Adoption rates for seeds and fertilizers are low, even with African governments providing subsidies for their purchase. Farmers are seeing small productivity increases and only for favored crops such as maize. Those increases do not generate much more income; the notion that farmers can double their incomes by selling their new surpluses of maize ignores the high costs of inputs and the low prices in local markets at harvest time. Weak productivity growth means there is not much more food for farming families. In some cases, nutrition decreases because AGRA promotes a reduction in crop diversity, leaving farmers with more starchy products like maize but less of their traditional food crops, such as millet or sweet potatoes. And soil fertility declines over time if land is planted in monocultures of maize year after year fed by AGRA's synthetic fertilizer.
Worse still, farmers can find themselves mired in debt. As case study researchers for the "False Promises" report in Tanzania and Kenya found, Green Revolution inputs were provided on credit. When harvests were poor, farmers had no cash to pay back their loans. Depending on expensive inputs carries high risks for small-scale farmers, which is one reason they are wary of adopting the Green Revolution technology package.
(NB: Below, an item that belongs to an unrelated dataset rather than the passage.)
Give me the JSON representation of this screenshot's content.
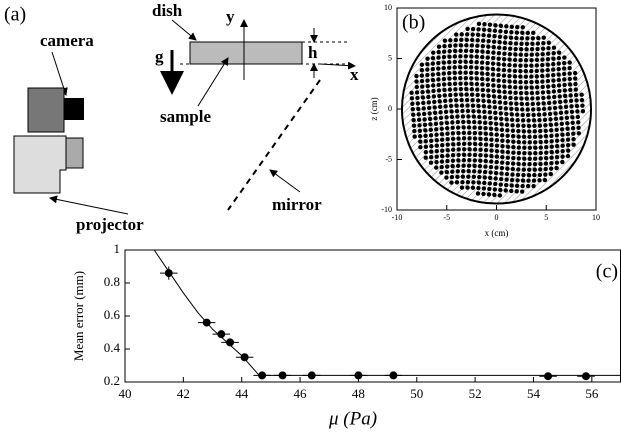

Again, this should come as no surprise. These are the failed policies of the past, as Indian leaders Vandana Shiva and Devinder Sharma reminded us during a recent panel discussion on the failing Green Revolution in Africa. Since its Green Revolution fifty years ago, India has chronicled a range of social and environmental destruction in the countryside, with indebted farmers taking their own lives.
Former FAO economists Sundaram clearly thinks we are repeating those mistakes now in Africa. "Green Revolution programs have undermined sustainable crop diversity supportive of dietary diversity... Sustainable farming should instead promote nutritious, affordable diets for all, especially for the world's half-billion small-scale farmers who, along with their families, comprise many of the world's hungry."